Женщина была так поглощена изучением какого-то тяжелого и крупноформатного альбома, что взглянула на гостя мельком. Слегка улыбнулась, когда Игорь назвал ее имя, и снова погрузилась в книгу. Но сейчас Торвальда не интересовали ни Гали, ни девушка-натурщица, и, окажись здесь Мэрилин Монро собственной персоной, Йоргенсен вряд ли проявил бы больше интереса. Вожделенная икона ждала его… «Наверное, вот она, на венском стуле, живописно задрапированная этим любителем эффектов, — раздраженно подумал Йоргенсен, оглядывающий студию в поисках своего «Спаса Нерукотворного». — Сейчас, наболтавшись вволю, он откинет с нее эту тряпку, как вуаль невесты…»

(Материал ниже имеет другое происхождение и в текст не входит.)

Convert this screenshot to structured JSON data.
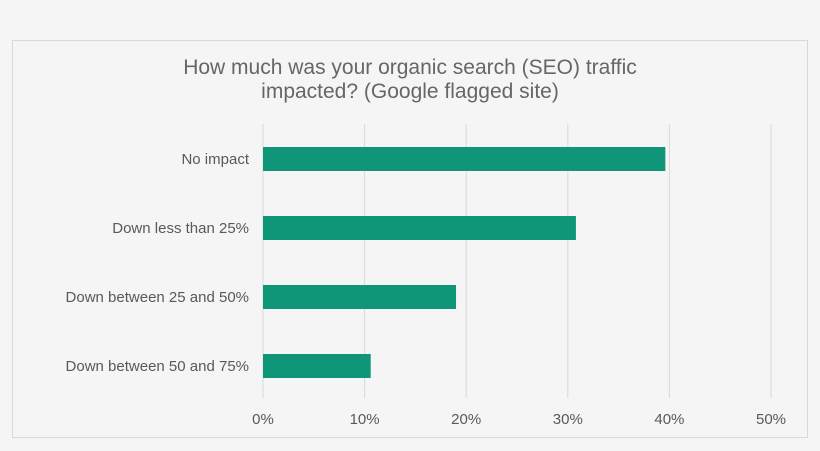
{
  "chart_data": {
    "type": "bar",
    "orientation": "horizontal",
    "title": "How much was your organic search (SEO) traffic\nimpacted? (Google flagged site)",
    "categories": [
      "No impact",
      "Down less than 25%",
      "Down between 25 and 50%",
      "Down between 50 and 75%"
    ],
    "values": [
      39.6,
      30.8,
      19.0,
      10.6
    ],
    "xlim": [
      0,
      50
    ],
    "x_ticks": [
      0,
      10,
      20,
      30,
      40,
      50
    ],
    "x_tick_labels": [
      "0%",
      "10%",
      "20%",
      "30%",
      "40%",
      "50%"
    ],
    "grid": true,
    "bar_color": "#0f9678",
    "grid_color": "#d9d9d9"
  }
}
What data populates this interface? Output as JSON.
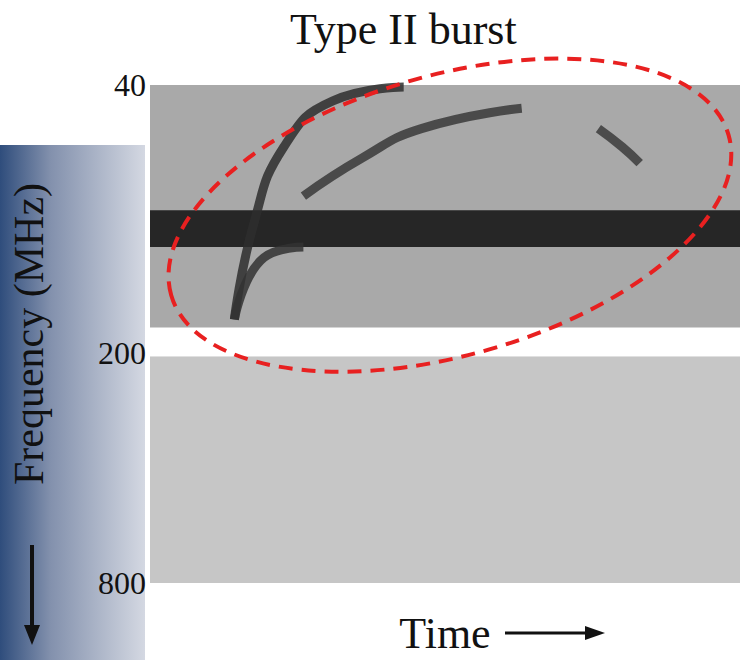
{
  "chart_data": {
    "type": "line",
    "title": "Type II burst",
    "xlabel": "Time",
    "ylabel": "Frequency (MHz)",
    "xlim": [
      0,
      100
    ],
    "ylim": [
      40,
      800
    ],
    "yticks": [
      40,
      200,
      800
    ],
    "log": "y",
    "grid": false,
    "tick_labels": "y",
    "bands": [
      {
        "ylim": [
          85,
          106
        ],
        "color": "#262626"
      },
      {
        "ylim": [
          172,
          205
        ],
        "color": "#ffffff"
      },
      {
        "ylim": [
          205,
          800
        ],
        "color": "#c6c6c6"
      }
    ],
    "series": [
      {
        "x": [
          14.3,
          17.6,
          22.7,
          31,
          43
        ],
        "values": [
          164,
          92,
          58,
          44,
          40.5
        ],
        "color": "#2e2e2e"
      },
      {
        "x": [
          26,
          36,
          46,
          63
        ],
        "values": [
          78,
          62,
          52,
          46
        ],
        "color": "#3a3a3a"
      },
      {
        "x": [
          14.3,
          19.3,
          26
        ],
        "values": [
          164,
          113,
          106
        ],
        "color": "#333333"
      },
      {
        "x": [
          76,
          80,
          83
        ],
        "values": [
          52,
          58,
          64
        ],
        "color": "#3c3c3c"
      }
    ]
  }
}
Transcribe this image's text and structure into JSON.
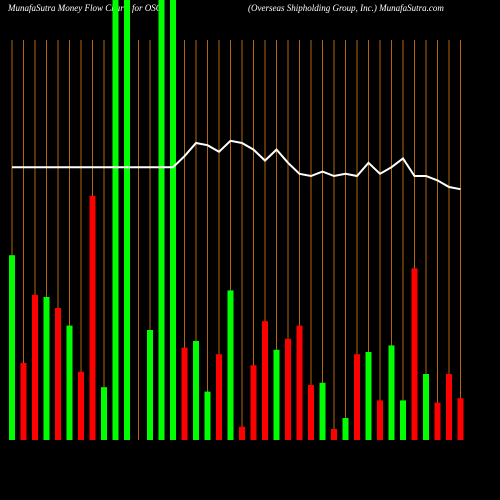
{
  "chart_data": {
    "type": "bar",
    "title": "MunafaSutra  Money Flow  Charts for OSG",
    "subtitle": "(Overseas Shipholding Group, Inc.) MunafaSutra.com",
    "ylim": [
      0,
      100
    ],
    "bars": {
      "values": [
        42,
        17.5,
        33,
        32.5,
        30,
        26,
        15.5,
        55.5,
        12,
        100,
        100,
        0,
        25,
        100,
        100,
        21,
        22.5,
        11,
        19.5,
        34,
        3,
        17,
        27,
        20.5,
        23,
        26,
        12.5,
        13,
        2.5,
        5,
        19.5,
        20,
        9,
        21.5,
        9,
        39,
        15,
        8.5,
        15,
        9.5
      ],
      "colors": [
        "#00ff00",
        "#ff0000",
        "#ff0000",
        "#00ff00",
        "#ff0000",
        "#00ff00",
        "#ff0000",
        "#ff0000",
        "#00ff00",
        "#00ff00",
        "#00ff00",
        "#ff0000",
        "#00ff00",
        "#00ff00",
        "#00ff00",
        "#ff0000",
        "#00ff00",
        "#00ff00",
        "#ff0000",
        "#00ff00",
        "#ff0000",
        "#ff0000",
        "#ff0000",
        "#00ff00",
        "#ff0000",
        "#ff0000",
        "#ff0000",
        "#00ff00",
        "#ff0000",
        "#00ff00",
        "#ff0000",
        "#00ff00",
        "#ff0000",
        "#00ff00",
        "#00ff00",
        "#ff0000",
        "#00ff00",
        "#ff0000",
        "#ff0000",
        "#ff0000"
      ]
    },
    "line": {
      "color": "#ffffff",
      "values": [
        62,
        62,
        62,
        62,
        62,
        62,
        62,
        62,
        62,
        62,
        62,
        62,
        62,
        62,
        62,
        64.5,
        67.5,
        67,
        65.5,
        68,
        67.5,
        66,
        63.5,
        66,
        63,
        60.5,
        60,
        61,
        60,
        60.5,
        60,
        63,
        60.5,
        62,
        64,
        60,
        60,
        59,
        57.5,
        57
      ]
    }
  }
}
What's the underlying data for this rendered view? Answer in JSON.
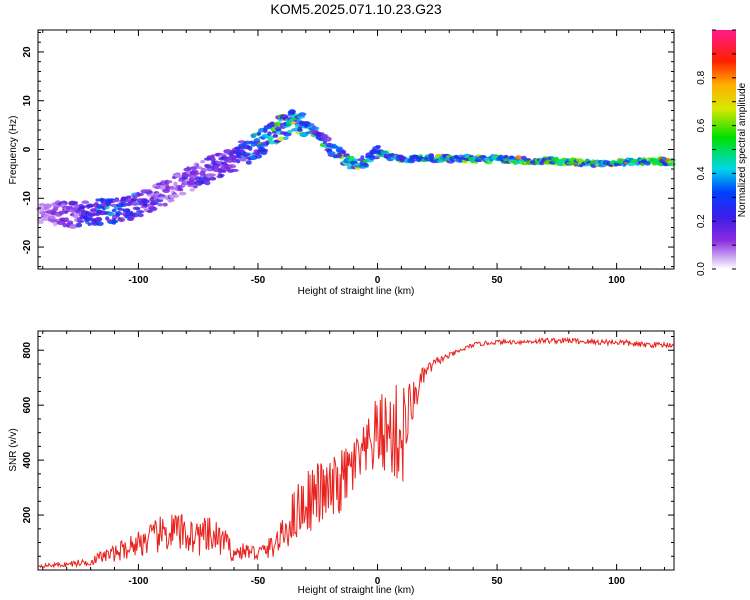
{
  "title": "KOM5.2025.071.10.23.G23",
  "colors": {
    "snr_line": "#e8231f",
    "axes": "#000000"
  },
  "chart_data": [
    {
      "type": "heatmap",
      "xlabel": "Height of straight line (km)",
      "ylabel": "Frequency (Hz)",
      "xlim": [
        -142,
        124
      ],
      "ylim": [
        -24.5,
        24.5
      ],
      "x_ticks": [
        "-100",
        "-50",
        "0",
        "50",
        "100"
      ],
      "y_ticks": [
        "-20",
        "-10",
        "0",
        "10",
        "20"
      ],
      "colorbar": {
        "label": "Normalized spectral amplitude",
        "range": [
          0,
          1
        ],
        "ticks": [
          "0.0",
          "0.2",
          "0.4",
          "0.6",
          "0.8"
        ],
        "colormap": "rainbow (purple-blue-cyan-green-yellow-red-magenta)"
      },
      "ridge": {
        "x": [
          -140,
          -130,
          -120,
          -110,
          -100,
          -90,
          -80,
          -70,
          -60,
          -50,
          -40,
          -35,
          -30,
          -25,
          -20,
          -15,
          -10,
          -5,
          0,
          5,
          10,
          20,
          30,
          40,
          50,
          60,
          70,
          80,
          90,
          95,
          100,
          110,
          124
        ],
        "frequency": [
          -13,
          -13.5,
          -13,
          -12.5,
          -11.5,
          -9,
          -6.5,
          -4,
          -2,
          1,
          4.5,
          5.5,
          5,
          3,
          0.5,
          -1.5,
          -3,
          -2.5,
          -0.5,
          -1.5,
          -2,
          -1.8,
          -1.8,
          -2,
          -2,
          -2.2,
          -2.3,
          -2.5,
          -3,
          -2.8,
          -2.5,
          -2.5,
          -2.5
        ],
        "amplitude": [
          0.1,
          0.2,
          0.35,
          0.4,
          0.3,
          0.2,
          0.2,
          0.25,
          0.3,
          0.5,
          0.55,
          0.6,
          0.5,
          0.45,
          0.4,
          0.5,
          0.55,
          0.5,
          0.45,
          0.5,
          0.55,
          0.6,
          0.6,
          0.62,
          0.65,
          0.68,
          0.72,
          0.72,
          0.75,
          0.7,
          0.72,
          0.7,
          0.7
        ]
      }
    },
    {
      "type": "line",
      "xlabel": "Height of straight line (km)",
      "ylabel": "SNR (v/v)",
      "xlim": [
        -142,
        124
      ],
      "ylim": [
        0,
        870
      ],
      "x_ticks": [
        "-100",
        "-50",
        "0",
        "50",
        "100"
      ],
      "y_ticks": [
        "200",
        "400",
        "600",
        "800"
      ],
      "series": [
        {
          "x": [
            -142,
            -130,
            -120,
            -115,
            -110,
            -105,
            -100,
            -95,
            -90,
            -85,
            -80,
            -75,
            -70,
            -65,
            -60,
            -55,
            -50,
            -45,
            -40,
            -35,
            -30,
            -25,
            -20,
            -15,
            -10,
            -5,
            0,
            5,
            10,
            15,
            20,
            25,
            30,
            35,
            40,
            50,
            60,
            70,
            80,
            90,
            100,
            110,
            124
          ],
          "y": [
            15,
            20,
            30,
            50,
            60,
            80,
            100,
            110,
            130,
            140,
            130,
            120,
            120,
            110,
            60,
            70,
            60,
            80,
            120,
            200,
            250,
            280,
            280,
            320,
            380,
            420,
            500,
            500,
            480,
            620,
            720,
            760,
            780,
            800,
            820,
            830,
            830,
            835,
            835,
            830,
            830,
            820,
            820
          ],
          "noise": [
            5,
            10,
            15,
            25,
            30,
            40,
            50,
            60,
            70,
            75,
            70,
            70,
            70,
            60,
            30,
            30,
            30,
            40,
            60,
            100,
            120,
            120,
            120,
            120,
            110,
            110,
            140,
            160,
            220,
            70,
            30,
            15,
            10,
            8,
            8,
            8,
            8,
            10,
            10,
            10,
            12,
            10,
            10
          ]
        }
      ]
    }
  ]
}
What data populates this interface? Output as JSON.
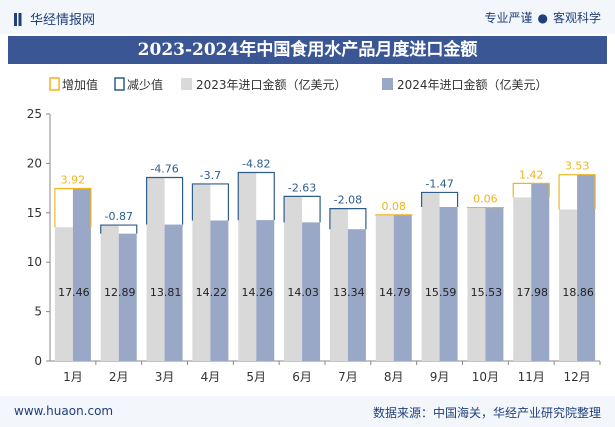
{
  "header": {
    "brand": "华经情报网",
    "slogan_1": "专业严谨",
    "slogan_2": "客观科学"
  },
  "footer": {
    "site": "www.huaon.com",
    "source": "数据来源：中国海关，华经产业研究院整理"
  },
  "colors": {
    "increase": "#f0b41e",
    "decrease": "#2f5d8a",
    "bar2023": "#d9d9d9",
    "bar2024": "#9aa8c7",
    "title_bg": "#3a5695"
  },
  "chart_data": {
    "type": "bar",
    "title": "2023-2024年中国食用水产品月度进口金额",
    "categories": [
      "1月",
      "2月",
      "3月",
      "4月",
      "5月",
      "6月",
      "7月",
      "8月",
      "9月",
      "10月",
      "11月",
      "12月"
    ],
    "series": [
      {
        "name": "2023年进口金额（亿美元）",
        "values": [
          13.54,
          13.76,
          18.57,
          17.92,
          19.08,
          16.66,
          15.42,
          14.71,
          17.06,
          15.47,
          16.56,
          15.33
        ]
      },
      {
        "name": "2024年进口金额（亿美元）",
        "values": [
          17.46,
          12.89,
          13.81,
          14.22,
          14.26,
          14.03,
          13.34,
          14.79,
          15.59,
          15.53,
          17.98,
          18.86
        ]
      }
    ],
    "changes": [
      "3.92",
      "-0.87",
      "-4.76",
      "-3.7",
      "-4.82",
      "-2.63",
      "-2.08",
      "0.08",
      "-1.47",
      "0.06",
      "1.42",
      "3.53"
    ],
    "legend": {
      "increase": "增加值",
      "decrease": "减少值"
    },
    "ylim": [
      0,
      25
    ],
    "yticks": [
      0,
      5,
      10,
      15,
      20,
      25
    ],
    "grid": false,
    "legend_position": "top-left"
  }
}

— Торвальд, Торвальд… Ладно, не буду тебя мучить, хоть и очень хотелось бы. Но похоже, пока ты его не увидишь, будешь невыносим.

Игорь быстро, но как-то очень трепетно и даже уважительно снял покрывало с образа. Отошел в сторону… И Йоргенсен увидел архангельского «Спаса». Божий лик, запечатленный на сосновой доске, смотрел не на Йоргенсена, а куда-то дальше, глубже — в его душу. Это был очень печальный Бог: в нем не было ни страдания, ни грозности, он просто «печаловался, видя грехи наши» (Йоргенсен вспомнил отрывок из какого-то старославянского текста). И еще это был радостный Бог: он прощал нам наши грехи и обретал радость в своем прощении. «Спас Нерукотворный», действительно, был в отличном состоянии: бережные руки реставратора вернули ему первозданные краски: шафран, краплак, киноварь и охра — золотисто-светло-коричневая гамма, которую так любят русские. Видимо, эта гамма — результат усталости от долгой континентальной зимы. Русский Бог — теплый Бог, и горний свет греет, как солнце, как огонь в камине…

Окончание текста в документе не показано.